Sunday, May 31, 2009

My Livvy Divvy Do...


So miss baby will be 12 weeks old tomorrow...not officially three months until the 9th at 9:25 pm. If that sounds a bit too specific to you...well you must not be a new mom!

Where has the time gone I wonder everyday when she seems more grown up than the previous day. It is amazing to me how quickly a baby grows...not only physically but mentally as well.

The little baby is born and you spend that first night thinking you must have the easiest baby in the history of babies.

She sleeps and sleeps and only make a soft mewing sound like a kitten upon waking up. This is gonna be easy you think...babies just sleep...wake up to eat and then go back to sleep...piece of cake!


This pretty much was the m.o. for Olivia for probably the first week. Then out of nowhere the crying for no apparent reason started. It was alarming.

What is going on?

Is she wet?
Is she poopy?
Is she hungry?
Is she gassy?
Is she too hot?
Is she too cold?
Is she overstimulated?

Is she not being stimulated enough?




When you have run down the list of possible easy to solve problems and find none of them to be the cause of this frantic crying. It is shocking as a new mother.

Is there something wrong with her you think. Oh God does she have colic? Does she just hate me so much that nothing I do can tame the beast she becomes with this incessant screaming?!!!

I am telling you that inconsolable crying can really drive you to the brink of insanity. I remember there were times I was alone with her and I would just lay there next to her on the bed and cry along with her. When your baby cries and you can't get her to stop, you feel like such a failure. You find anything that could be possibly wrong is your fault...you might as well be the one frantically flailing your arms and screaming in the middle of the store...I remember feeling that ashamed and judged by the other woman and mothers. Now I realize it was not judgement in those woman's eyes but sympathy...the "well I remember that frustration and desperation" look. A sort of "there by the grace of God go I" type of thing

Maybe this was a bad idea you think...this being a mother thing. It's hard to admit but there were times I felt very angry at her...why the hell won't she shut the "eff" up!
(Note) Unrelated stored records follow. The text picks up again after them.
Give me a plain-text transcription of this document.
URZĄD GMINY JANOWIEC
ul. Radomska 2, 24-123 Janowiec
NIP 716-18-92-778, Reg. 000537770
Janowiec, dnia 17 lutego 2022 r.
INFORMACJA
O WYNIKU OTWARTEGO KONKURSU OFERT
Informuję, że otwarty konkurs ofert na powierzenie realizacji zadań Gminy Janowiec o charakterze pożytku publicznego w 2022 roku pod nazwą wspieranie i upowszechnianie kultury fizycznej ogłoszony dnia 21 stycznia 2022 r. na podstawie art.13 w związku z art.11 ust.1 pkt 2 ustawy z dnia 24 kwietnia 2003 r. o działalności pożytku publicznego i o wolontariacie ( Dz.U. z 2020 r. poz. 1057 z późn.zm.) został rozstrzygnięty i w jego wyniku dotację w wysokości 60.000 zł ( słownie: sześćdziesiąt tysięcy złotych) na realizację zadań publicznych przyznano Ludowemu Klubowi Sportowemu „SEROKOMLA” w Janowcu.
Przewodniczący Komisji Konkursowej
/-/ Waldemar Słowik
Thankfully Mitchell had the wherewithal to step in when I really became overwhelmed. But even so, even if she was in another room with someone lovingly trying to console her in the next...I still wanted to cry, I still felt like I should go to her snatch her up in my arms...that somehow being her mother I would be the one to calm her, to soothe her. That I should be the one to do these things. I felt pretty jealous when she would calm down for Mitch or for her Grandparents or Aunties.

This lasted for about 3 weeks after she was born...and slowly but surely she began to get better and I began to become more equipped to deal with it when she wasn't have a good day.

I think I was under the impression that since I carried her within me for 9 months that we would automatically know each other so well. That I would know everything to do in any possible situation because she was a part of me and only me for those first 9 months of her existence.

This is not the case...and I am telling any of you future first time moms because I wish someone had told me.

The love you feel for your child is automatic...for me it was the first time I heard her heartbeat...but always having the answers and solution to every problem...well that only comes with time.


Even in those rough first weeks I always loved her, that was not anything I ever doubted. However, it really takes time to get to know your baby. To read their ques, to know when they are too tired or hungry or just bored. To begin to recognize that "fake" cry for a real cry.

And a magical thing begins to happen.

Someone else is holding your baby and she begins to fuss and then cry. And the moment you take her back in your arms she stops. She nestles her little face into your shoulder or chest and just relaxes...calm and soothed.

You see you always knew she was your child but it seems it takes them a little longer to realize that you are their mother. And that my friends, that melts your heart.

When she begins to wake up and the moment she sees your face she smiles, she coos, she laughs...that's when you realize that no matter how trying being a mother can be...


It is totally worth it.



Even on those particuarily trying days when you have finally rocked her fussy crankypants to sleep...you look down and see that she's flipping you the bird

1 comment:

  1. Em, I love reading your writing. You are so good at it! You definitely have a way with words.
    Our little squirts are definitely challlenging, but oh so worth it...you are so right!
    She is adorable! I still can't believe all of that great hair....and no, I don't think the faux-hawk is bad. In fact I think it is adorable on little babies.